A congressional map in Louisiana is also facing a legal challenge on the grounds it results in just one Black majority district although African Americans make up 30 percent of the southern state's population.
Republicans currently hold a slim 221-212 majority in the House and an increase in the number of Black majority districts could tip the balance in next year's congressional elections, when all 435 House seats will be up for grabs.
In the South Carolina case, a three-judge panel found the redrawn congressional map moved 60 percent of the Black residents of Charleston -- nearly 30,000 people -- from one district into another which already had a Black majority.
Six of the current members of the House from South Carolina are white and one is Black.

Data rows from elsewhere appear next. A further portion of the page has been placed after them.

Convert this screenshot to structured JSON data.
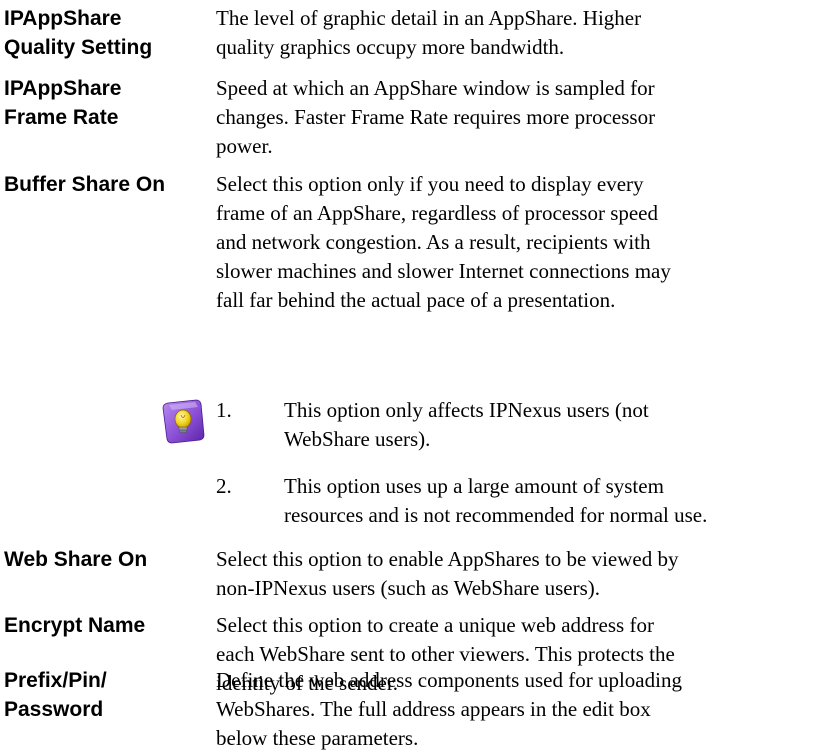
{
  "entries": [
    {
      "term_lines": [
        "IPAppShare",
        "Quality Setting"
      ],
      "def_lines": [
        "The level of graphic detail in an AppShare. Higher",
        "quality graphics occupy more bandwidth."
      ]
    },
    {
      "term_lines": [
        "IPAppShare",
        "Frame Rate"
      ],
      "def_lines": [
        "Speed at which an AppShare window is sampled for",
        "changes. Faster Frame Rate requires more processor",
        "power."
      ]
    },
    {
      "term_lines": [
        "Buffer Share On"
      ],
      "def_lines": [
        "Select this option only if you need to display every",
        "frame of an AppShare, regardless of processor speed",
        "and network congestion. As a result, recipients with",
        "slower machines and slower Internet connections may",
        "fall far behind the actual pace of a presentation."
      ]
    },
    {
      "term_lines": [
        "Web Share On"
      ],
      "def_lines": [
        "Select this option to enable AppShares to be viewed by",
        "non-IPNexus users (such as WebShare users)."
      ]
    },
    {
      "term_lines": [
        "Encrypt Name"
      ],
      "def_lines": [
        "Select this option to create a unique web address for",
        "each WebShare sent to other viewers. This protects the",
        "identity of the sender."
      ]
    },
    {
      "term_lines": [
        "Prefix/Pin/",
        "Password"
      ],
      "def_lines": [
        "Define the web address components used for uploading",
        "WebShares. The full address appears in the edit box",
        "below these parameters."
      ]
    }
  ],
  "notes": [
    {
      "number": "1.",
      "text_lines": [
        "This option only affects IPNexus users (not",
        "WebShare users)."
      ]
    },
    {
      "number": "2.",
      "text_lines": [
        "This option uses up a large amount of system",
        "resources and is not recommended for normal use."
      ]
    }
  ],
  "tip_icon": "lightbulb-tip-icon",
  "colors": {
    "text": "#000000",
    "icon_note": "#8a4fd6",
    "icon_bulb": "#f2d21b"
  }
}
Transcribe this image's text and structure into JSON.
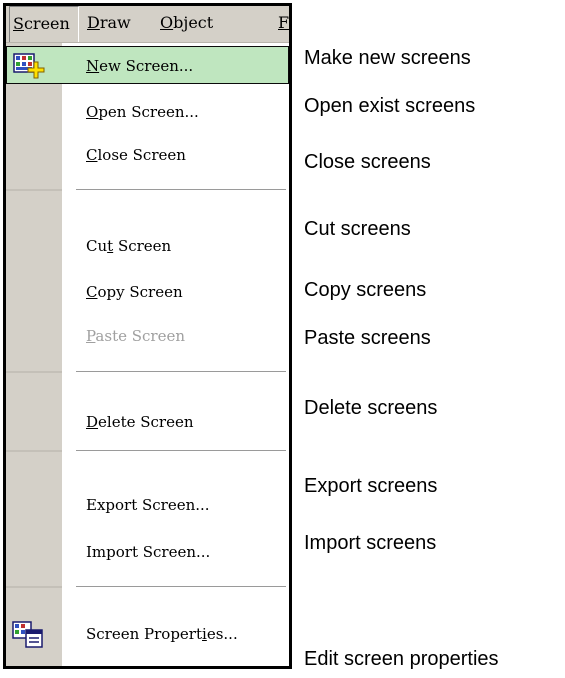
{
  "menubar": {
    "items": [
      {
        "label": "Screen",
        "mnemonic": "S",
        "rest": "creen"
      },
      {
        "label": "Draw",
        "mnemonic": "D",
        "rest": "raw"
      },
      {
        "label": "Object",
        "mnemonic": "O",
        "rest": "bject"
      },
      {
        "label": "F",
        "mnemonic": "F",
        "rest": ""
      }
    ]
  },
  "menu": {
    "items": [
      {
        "label": "New Screen...",
        "pre": "",
        "mnemonic": "N",
        "post": "ew Screen...",
        "icon": "new-screen-icon",
        "state": "highlighted"
      },
      {
        "label": "Open Screen...",
        "pre": "",
        "mnemonic": "O",
        "post": "pen Screen...",
        "state": "normal"
      },
      {
        "label": "Close Screen",
        "pre": "",
        "mnemonic": "C",
        "post": "lose Screen",
        "state": "normal"
      },
      {
        "label": "Cut Screen",
        "pre": "Cu",
        "mnemonic": "t",
        "post": " Screen",
        "state": "normal"
      },
      {
        "label": "Copy Screen",
        "pre": "",
        "mnemonic": "C",
        "post": "opy Screen",
        "state": "normal"
      },
      {
        "label": "Paste Screen",
        "pre": "",
        "mnemonic": "P",
        "post": "aste Screen",
        "state": "disabled"
      },
      {
        "label": "Delete Screen",
        "pre": "",
        "mnemonic": "D",
        "post": "elete Screen",
        "state": "normal"
      },
      {
        "label": "Export Screen...",
        "pre": "Export Screen...",
        "mnemonic": "",
        "post": "",
        "state": "normal"
      },
      {
        "label": "Import Screen...",
        "pre": "Import Screen...",
        "mnemonic": "",
        "post": "",
        "state": "normal"
      },
      {
        "label": "Screen Properties...",
        "pre": "Screen Propert",
        "mnemonic": "i",
        "post": "es...",
        "icon": "screen-properties-icon",
        "state": "normal"
      }
    ]
  },
  "annotations": {
    "new": "Make new screens",
    "open": "Open exist screens",
    "close": "Close screens",
    "cut": "Cut screens",
    "copy": "Copy screens",
    "paste": "Paste screens",
    "delete": "Delete screens",
    "export": "Export screens",
    "import": "Import screens",
    "properties": "Edit screen properties"
  },
  "colors": {
    "menu_gutter": "#d4d0c8",
    "highlight": "#bfe6bf",
    "disabled_text": "#a0a0a0"
  }
}
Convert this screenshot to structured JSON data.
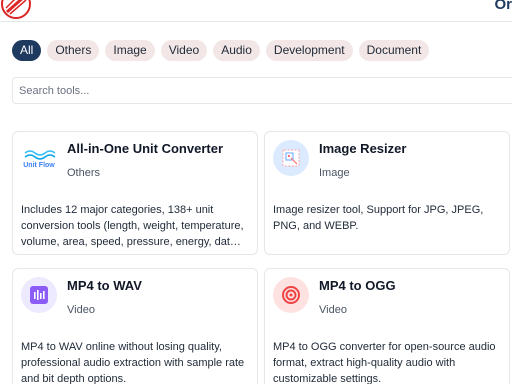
{
  "header": {
    "partial_text": "Or"
  },
  "filters": [
    {
      "label": "All",
      "active": true
    },
    {
      "label": "Others",
      "active": false
    },
    {
      "label": "Image",
      "active": false
    },
    {
      "label": "Video",
      "active": false
    },
    {
      "label": "Audio",
      "active": false
    },
    {
      "label": "Development",
      "active": false
    },
    {
      "label": "Document",
      "active": false
    }
  ],
  "search": {
    "placeholder": "Search tools...",
    "value": ""
  },
  "cards": [
    {
      "title": "All-in-One Unit Converter",
      "category": "Others",
      "description": "Includes 12 major categories, 138+ unit conversion tools (length, weight, temperature, volume, area, speed, pressure, energy, data storage and more)",
      "icon": "unit-flow-logo",
      "icon_text": "Unit Flow"
    },
    {
      "title": "Image Resizer",
      "category": "Image",
      "description": "Image resizer tool, Support for JPG, JPEG, PNG, and WEBP.",
      "icon": "image-resize-icon"
    },
    {
      "title": "MP4 to WAV",
      "category": "Video",
      "description": "MP4 to WAV online without losing quality, professional audio extraction with sample rate and bit depth options.",
      "icon": "audio-bars-icon"
    },
    {
      "title": "MP4 to OGG",
      "category": "Video",
      "description": "MP4 to OGG converter for open-source audio format, extract high-quality audio with customizable settings.",
      "icon": "target-icon"
    }
  ],
  "colors": {
    "accent": "#1e3a5f",
    "pill_bg": "#f3e6e6",
    "border": "#e5e7eb"
  }
}
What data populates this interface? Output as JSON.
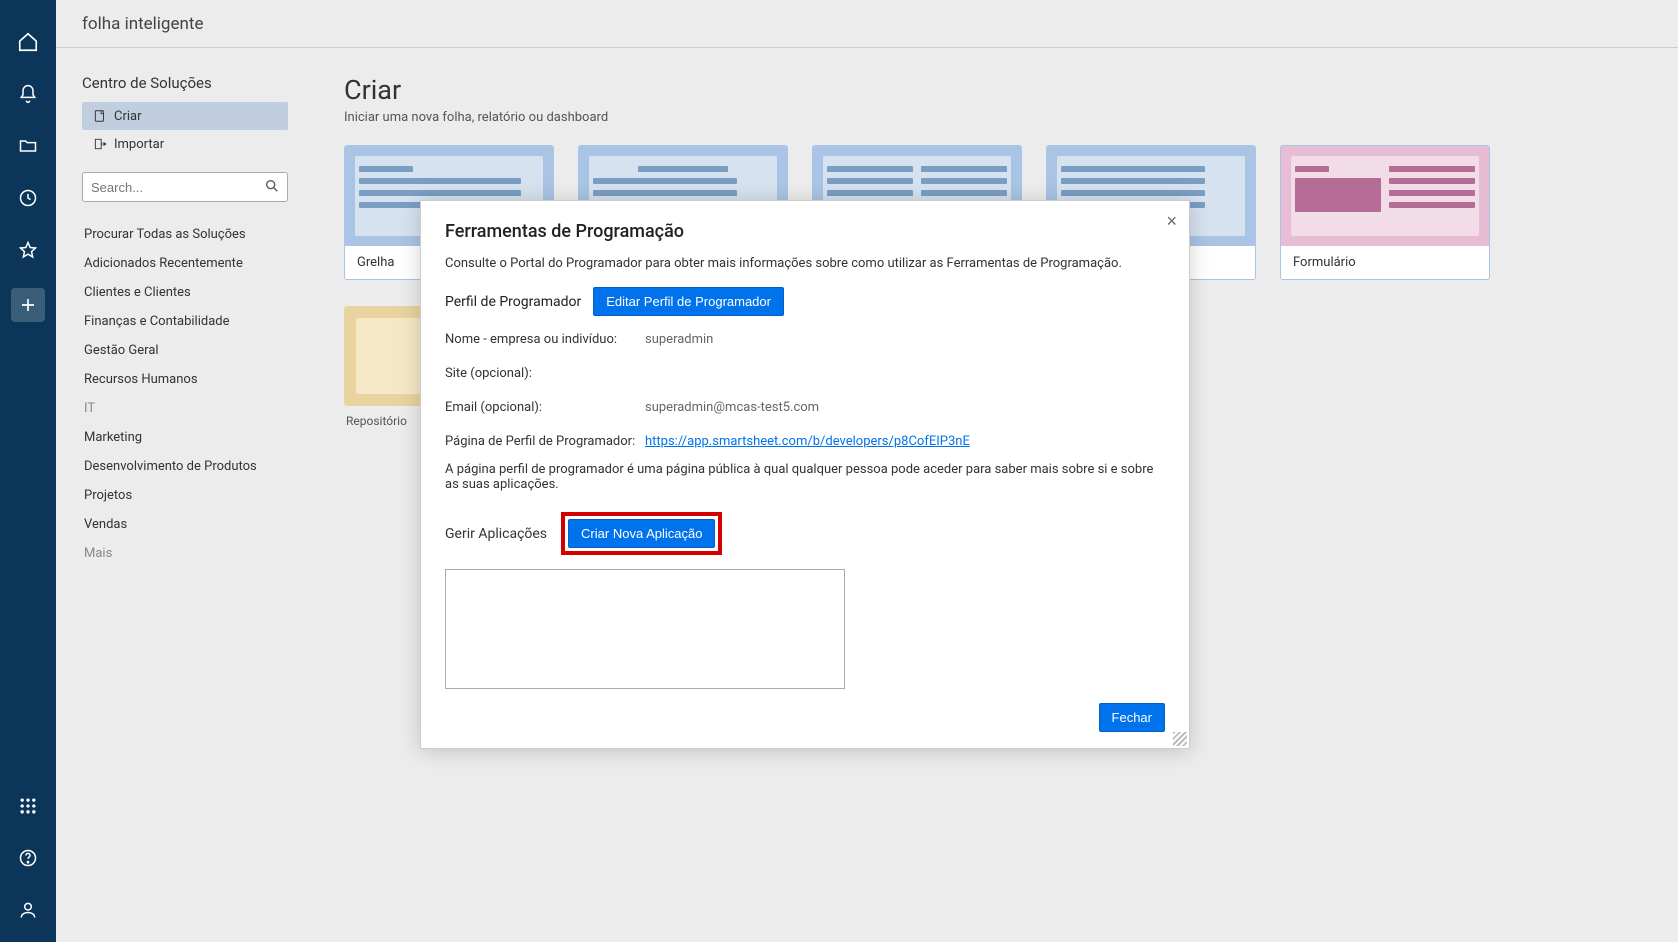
{
  "header": {
    "app_name": "folha inteligente"
  },
  "sidebar": {
    "title": "Centro de Soluções",
    "create": "Criar",
    "import": "Importar",
    "search_placeholder": "Search...",
    "links": [
      "Procurar Todas as Soluções",
      "Adicionados Recentemente",
      "Clientes e Clientes",
      "Finanças e Contabilidade",
      "Gestão Geral",
      "Recursos Humanos",
      "IT",
      "Marketing",
      "Desenvolvimento de Produtos",
      "Projetos",
      "Vendas",
      "Mais"
    ]
  },
  "main": {
    "title": "Criar",
    "subtitle": "Iniciar uma nova folha, relatório ou dashboard",
    "cards": {
      "grid": "Grelha",
      "form": "Formulário",
      "repo": "Repositório"
    }
  },
  "modal": {
    "title": "Ferramentas de Programação",
    "intro": "Consulte o Portal do Programador para obter mais informações sobre como utilizar as Ferramentas de Programação.",
    "profile_section": "Perfil de Programador",
    "edit_profile_btn": "Editar Perfil de Programador",
    "name_label": "Nome - empresa ou indivíduo:",
    "name_value": "superadmin",
    "site_label": "Site (opcional):",
    "site_value": "",
    "email_label": "Email (opcional):",
    "email_value": "superadmin@mcas-test5.com",
    "page_label": "Página de Perfil de Programador:",
    "page_link": "https://app.smartsheet.com/b/developers/p8CofEIP3nE",
    "note": "A página perfil de programador é uma página pública à qual qualquer pessoa pode aceder para saber mais sobre si e sobre as suas aplicações.",
    "manage_label": "Gerir Aplicações",
    "create_app_btn": "Criar Nova Aplicação",
    "close_btn": "Fechar"
  }
}
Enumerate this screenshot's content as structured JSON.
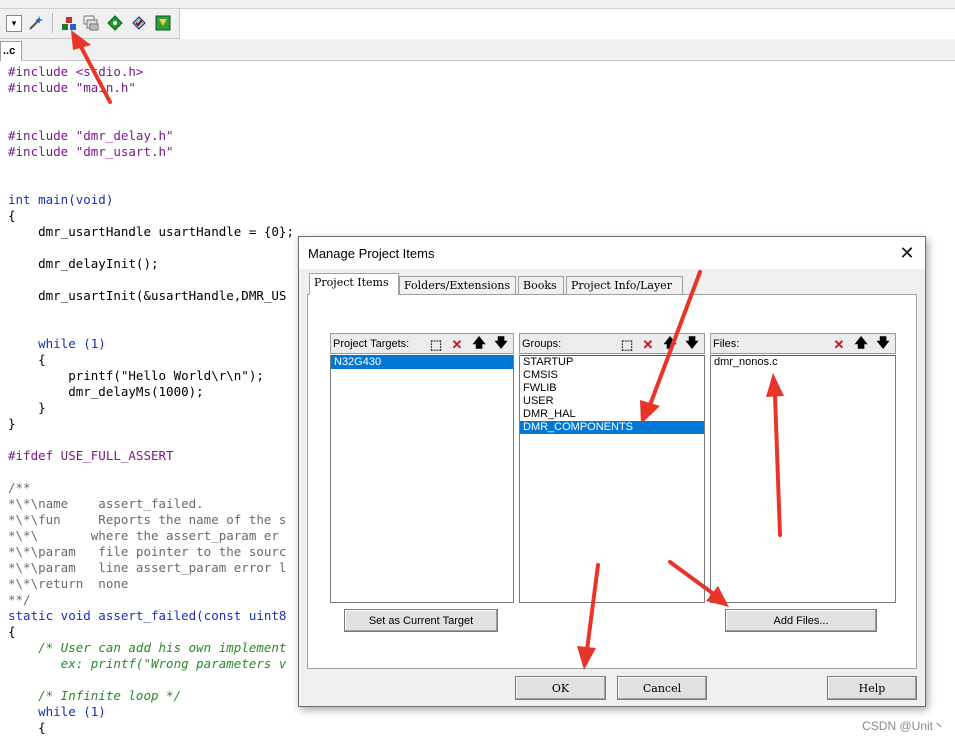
{
  "toolbar": {
    "icons": [
      "dropdown-arrow",
      "magic-wand-icon",
      "manage-project-items-icon",
      "multi-project-icon",
      "green-diamond-icon",
      "diamond-check-icon",
      "pack-installer-icon"
    ],
    "dropdown_glyph": "▾"
  },
  "editor": {
    "tab_label": "..c",
    "lines": [
      "#include <stdio.h>",
      "#include \"main.h\"",
      "",
      "",
      "#include \"dmr_delay.h\"",
      "#include \"dmr_usart.h\"",
      "",
      "",
      "int main(void)",
      "{",
      "    dmr_usartHandle usartHandle = {0};",
      "",
      "    dmr_delayInit();",
      "",
      "    dmr_usartInit(&usartHandle,DMR_US",
      "",
      "",
      "    while (1)",
      "    {",
      "        printf(\"Hello World\\r\\n\");",
      "        dmr_delayMs(1000);",
      "    }",
      "}",
      "",
      "#ifdef USE_FULL_ASSERT",
      "",
      "/**",
      "*\\*\\name    assert_failed.",
      "*\\*\\fun     Reports the name of the s",
      "*\\*\\       where the assert_param er",
      "*\\*\\param   file pointer to the sourc",
      "*\\*\\param   line assert_param error l",
      "*\\*\\return  none",
      "**/",
      "static void assert_failed(const uint8",
      "{",
      "    /* User can add his own implement",
      "       ex: printf(\"Wrong parameters v",
      "",
      "    /* Infinite loop */",
      "    while (1)",
      "    {"
    ]
  },
  "dialog": {
    "title": "Manage Project Items",
    "close_glyph": "✕",
    "tabs": [
      "Project Items",
      "Folders/Extensions",
      "Books",
      "Project Info/Layer"
    ],
    "targets": {
      "label": "Project Targets:",
      "items": [
        "N32G430"
      ],
      "selected": "N32G430"
    },
    "groups": {
      "label": "Groups:",
      "items": [
        "STARTUP",
        "CMSIS",
        "FWLIB",
        "USER",
        "DMR_HAL",
        "DMR_COMPONENTS"
      ],
      "selected": "DMR_COMPONENTS"
    },
    "files": {
      "label": "Files:",
      "items": [
        "dmr_nonos.c"
      ]
    },
    "buttons": {
      "set_current": "Set as Current Target",
      "add_files": "Add Files...",
      "ok": "OK",
      "cancel": "Cancel",
      "help": "Help"
    }
  },
  "watermark": "CSDN @Unit丶",
  "colors": {
    "accent": "#0078d7",
    "arrow": "#e8352a",
    "preprocessor": "#7a1a8a",
    "string": "#8b1414",
    "keyword": "#1c2fb5"
  }
}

Sophia Lin Lakin of the American Civil Liberties Union (ACLU), which brought the South Carolina case along with the civil rights group the NAACP, said the state's congressional map constitutes "an extreme racial gerrymander."
"It limits the ability of Black voters to access representatives who can advocate for them," Lakin said.
She noted that the panel of lower court judges had ruled unanimously that the map "violates the Constitution by sorting voters predominantly on the basis of their race."
"In service of that racial target, the state legislature, 'bleached' Charleston, in the words of the court, by selectively targeting areas lived in by many Black voters for movement out of the congressional district," she said.
Jeff Rosen, president of the National Constitution Center, said the South Carolina Republican lawmakers who drew up the map openly acknowledged that they were carving Black voters out of Charleston, but claimed it was a permissible partisan gerrymander and not a racial gerrymander.
"They say the effort was a political effort of increasing incumbency protection and electing Republicans and the intent was not to harm Black people," he said.
The Supreme Court will hear oral arguments in the South Carolina case on Wednesday and is expected to issue a ruling by the end of January.